For exceptional service to the LGBTQ community

Professor Evelynn Hammonds pictured in University Hall. Stephanie Mitchell/Harvard file photo

3 min read

Professor Evelynn Hammonds has achieved many “firsts” in the space of diversity, inclusion, and belonging: she is the first openly gay, female, African American dean of Harvard College; first senior vice provost for faculty development and diversity at Harvard; founding director of the MIT Center for the Study of Diversity in Science Technology and Medicine; and many others.

In both scholarship and service, Hammonds, who is the chair of the Department of the History of Science, the Barbara Gutmann Rosenkrantz Professor of the History of Science, and a professor of African and African American studies, is driven by a personal commitment to bring her authentic self to campus — and to help others do the same.

“Early on in my career, I decided that I wasn’t going to live a fragmented life,” she said. “I’m committed to social justice for members of the LGBTQ community — and also for African Americans and women. I believe that to be productive and be a change agent, whether in the academy or in the wider world, you have to bring your full self to the work.”

This spring Hammonds experienced another series of firsts when, at Harvard’s first Lavender Graduation on May 23, the student group LGBTQ@GSAS bestowed the Evelynn Hammonds Award for Exceptional Service to BGLTQ+ Inclusion on its first recipients. By honoring Hammonds and those who follow her example, the group hopes to help make Harvard a place where more LGBTQ faculty, students, and staff feel that they, too, can bring their whole selves.

The recipient of the inaugural award is Harvard University Health Services’ (HUHS) BGLTQ team, led by Bruce Churchill, in recognition of the team’s efforts “to continuously advocate for better BGLTQ healthcare at Harvard,” said James Gethyn Evans, GBTQ@GSAS’s vice president for advocacy.

Evans added that the team has voluntarily taken on the responsibility of improving care for LGBTQ members of the University community for a decade. In the last year, he says, the group has been particularly responsive.
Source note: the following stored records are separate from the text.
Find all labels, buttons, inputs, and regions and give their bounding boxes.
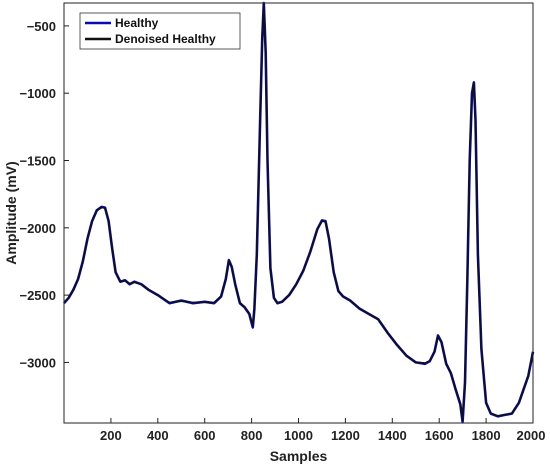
series-layer — [63, 1, 535, 424]
x-tick-label: 1600 — [425, 428, 454, 443]
y-tick-label: −2500 — [19, 288, 56, 303]
y-axis-ticks: −500 −1000 −1500 −2000 −2500 −3000 — [19, 19, 69, 370]
y-tick-label: −500 — [27, 19, 56, 34]
x-tick-label: 600 — [194, 428, 216, 443]
legend: Healthy Denoised Healthy — [79, 12, 241, 50]
x-tick-label: 1000 — [284, 428, 313, 443]
y-tick-label: −2000 — [19, 221, 56, 236]
y-tick-label: −1500 — [19, 154, 56, 169]
x-axis-ticks: 200 400 600 800 1000 1200 1400 1600 1800 2000 — [100, 418, 545, 443]
y-axis-label: Amplitude (mV) — [3, 161, 19, 264]
x-tick-label: 1800 — [472, 428, 501, 443]
series-line-healthy — [63, 1, 535, 424]
x-tick-label: 1400 — [378, 428, 407, 443]
x-tick-label: 200 — [100, 428, 122, 443]
legend-label-denoised-healthy: Denoised Healthy — [115, 32, 216, 46]
legend-label-healthy: Healthy — [115, 16, 159, 30]
legend-box — [79, 12, 241, 50]
y-tick-label: −3000 — [19, 355, 56, 370]
series-line-denoised-healthy — [63, 3, 534, 422]
x-tick-label: 400 — [147, 428, 169, 443]
x-tick-label: 800 — [241, 428, 263, 443]
plot-frame — [63, 2, 534, 424]
x-axis-label: Samples — [270, 448, 328, 464]
x-tick-label: 2000 — [517, 428, 546, 443]
x-tick-label: 1200 — [331, 428, 360, 443]
y-tick-label: −1000 — [19, 86, 56, 101]
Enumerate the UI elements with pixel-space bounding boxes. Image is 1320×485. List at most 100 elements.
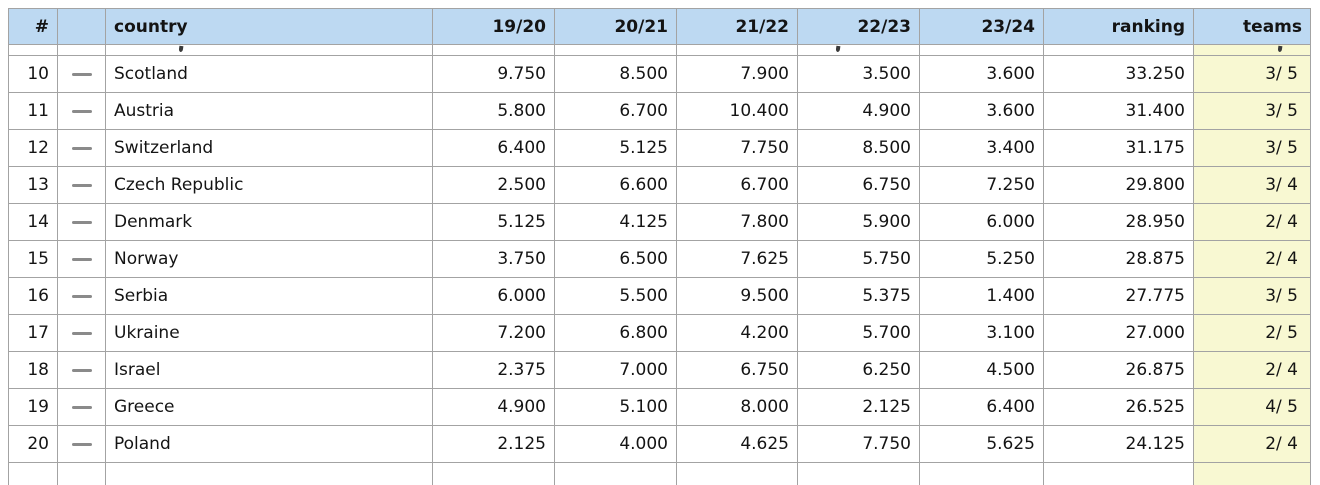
cell-season-2223: 7.750	[797, 425, 920, 463]
cell-ranking: 26.525	[1043, 388, 1194, 426]
cell-season-2122: 4.625	[676, 425, 798, 463]
cell-season-2223: 5.375	[797, 277, 920, 315]
cell-season-2021: 5.500	[554, 277, 677, 315]
cell-season-2223: 5.750	[797, 240, 920, 278]
cell-trend	[57, 314, 106, 352]
cell-ranking: 31.400	[1043, 92, 1194, 130]
cell-teams: 3/ 5	[1193, 129, 1311, 167]
header-country: country	[105, 8, 433, 45]
cell-country: Ukraine	[105, 314, 433, 352]
header-row: # country 19/20 20/21 21/22 22/23 23/24 …	[8, 8, 1311, 45]
cell-teams: 2/ 4	[1193, 425, 1311, 463]
clipped-cell	[57, 44, 106, 56]
header-season-2122: 21/22	[676, 8, 798, 45]
table-row: 18 Israel 2.375 7.000 6.750 6.250 4.500 …	[8, 351, 1311, 389]
cell-rank: 15	[8, 240, 58, 278]
cell-season-2122: 7.750	[676, 129, 798, 167]
cell-trend	[57, 92, 106, 130]
cell-country: Scotland	[105, 55, 433, 93]
cell-season-2021: 5.100	[554, 388, 677, 426]
header-season-2223: 22/23	[797, 8, 920, 45]
cell-season-2324: 3.600	[919, 92, 1044, 130]
clipped-cell	[1193, 44, 1311, 56]
cell-season-2324: 7.250	[919, 166, 1044, 204]
cell-season-1920: 7.200	[432, 314, 555, 352]
clipped-text-fragment	[1277, 45, 1283, 53]
cell-rank: 12	[8, 129, 58, 167]
cell-season-1920: 5.125	[432, 203, 555, 241]
cell-season-2223: 6.250	[797, 351, 920, 389]
no-change-icon	[71, 220, 92, 224]
header-season-1920: 19/20	[432, 8, 555, 45]
no-change-icon	[71, 183, 92, 187]
cell-season-2021: 4.000	[554, 425, 677, 463]
cell-rank: 14	[8, 203, 58, 241]
clipped-cell	[57, 462, 106, 485]
clipped-cell	[919, 462, 1044, 485]
cell-trend	[57, 277, 106, 315]
cell-season-2223: 3.500	[797, 55, 920, 93]
cell-country: Denmark	[105, 203, 433, 241]
cell-season-2223: 5.900	[797, 203, 920, 241]
cell-trend	[57, 55, 106, 93]
cell-teams: 4/ 5	[1193, 388, 1311, 426]
cell-trend	[57, 351, 106, 389]
cell-season-2021: 7.000	[554, 351, 677, 389]
cell-rank: 19	[8, 388, 58, 426]
clipped-cell	[1043, 462, 1194, 485]
clipped-cell	[554, 44, 677, 56]
clipped-cell	[554, 462, 677, 485]
cell-season-2223: 6.750	[797, 166, 920, 204]
clipped-cell	[105, 462, 433, 485]
cell-trend	[57, 129, 106, 167]
cell-teams: 3/ 5	[1193, 277, 1311, 315]
cell-ranking: 24.125	[1043, 425, 1194, 463]
cell-season-1920: 9.750	[432, 55, 555, 93]
cell-country: Israel	[105, 351, 433, 389]
clipped-text-fragment	[835, 45, 841, 53]
header-trend	[57, 8, 106, 45]
clipped-cell	[797, 462, 920, 485]
cell-season-2021: 6.600	[554, 166, 677, 204]
cell-season-2122: 6.700	[676, 166, 798, 204]
cell-season-1920: 4.900	[432, 388, 555, 426]
cell-teams: 2/ 4	[1193, 240, 1311, 278]
cell-season-2324: 1.400	[919, 277, 1044, 315]
cell-season-2324: 5.625	[919, 425, 1044, 463]
cell-season-2122: 6.750	[676, 351, 798, 389]
table-row: 16 Serbia 6.000 5.500 9.500 5.375 1.400 …	[8, 277, 1311, 315]
clipped-cell	[1193, 462, 1311, 485]
cell-country: Norway	[105, 240, 433, 278]
table-row: 20 Poland 2.125 4.000 4.625 7.750 5.625 …	[8, 425, 1311, 463]
cell-teams: 3/ 5	[1193, 55, 1311, 93]
uefa-country-ranking-table: # country 19/20 20/21 21/22 22/23 23/24 …	[8, 8, 1311, 485]
cell-country: Switzerland	[105, 129, 433, 167]
cell-teams: 2/ 4	[1193, 203, 1311, 241]
no-change-icon	[71, 257, 92, 261]
clipped-cell	[432, 462, 555, 485]
cell-rank: 16	[8, 277, 58, 315]
cell-season-2021: 6.500	[554, 240, 677, 278]
cell-season-2324: 3.600	[919, 55, 1044, 93]
clipped-cell	[919, 44, 1044, 56]
cell-season-2021: 4.125	[554, 203, 677, 241]
clipped-cell	[1043, 44, 1194, 56]
cell-season-2122: 7.625	[676, 240, 798, 278]
cell-season-1920: 2.125	[432, 425, 555, 463]
cell-season-2324: 3.100	[919, 314, 1044, 352]
cell-country: Greece	[105, 388, 433, 426]
header-ranking: ranking	[1043, 8, 1194, 45]
cell-ranking: 26.875	[1043, 351, 1194, 389]
cell-country: Czech Republic	[105, 166, 433, 204]
cell-trend	[57, 240, 106, 278]
clipped-cell	[676, 44, 798, 56]
no-change-icon	[71, 72, 92, 76]
cell-season-2223: 5.700	[797, 314, 920, 352]
no-change-icon	[71, 294, 92, 298]
table-row: 11 Austria 5.800 6.700 10.400 4.900 3.60…	[8, 92, 1311, 130]
cell-ranking: 28.950	[1043, 203, 1194, 241]
no-change-icon	[71, 146, 92, 150]
cell-season-2122: 10.400	[676, 92, 798, 130]
cell-season-2324: 3.400	[919, 129, 1044, 167]
cell-season-2021: 6.700	[554, 92, 677, 130]
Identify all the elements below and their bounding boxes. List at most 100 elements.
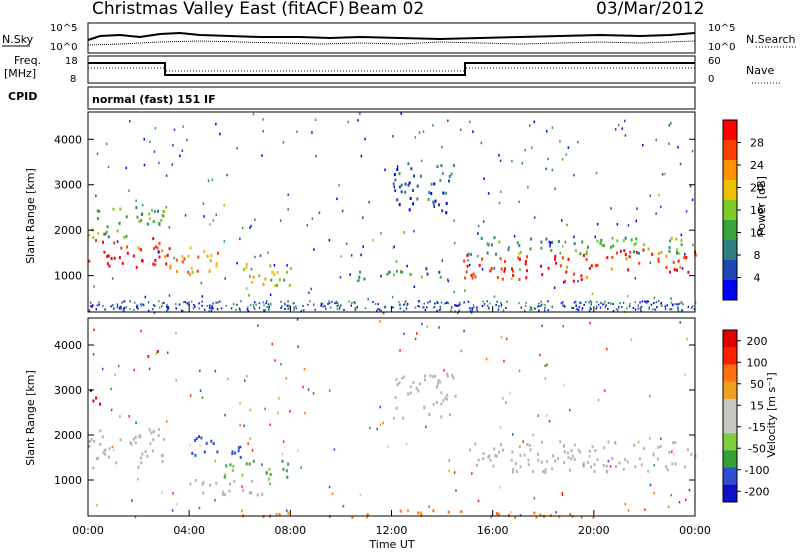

The group meets on a monthly basis during the academic year, working on issues such as gender-affirming medications and surgeries, HIV pre-exposure prophylaxis, and screening and treatment for sexually transmitted infections. Churchill has also run workshops for nursing and support staff at HUHS and has presented to his colleagues on issues of LGBTQ health.

“When I came to HUHS 20 years ago, one of my goals was to provide high-quality care to bisexual, gay, and lesbian patients. After a few years, I also began working with transgender and gender non-conforming individuals to provide gender- affirming care,” said Churchill. “Through that work, and with several other health care providers, the BGLTQ treatment team was started. We’ve come a long way and acknowledge that we still have work to do. This award affirms our work and energizes us to continue.”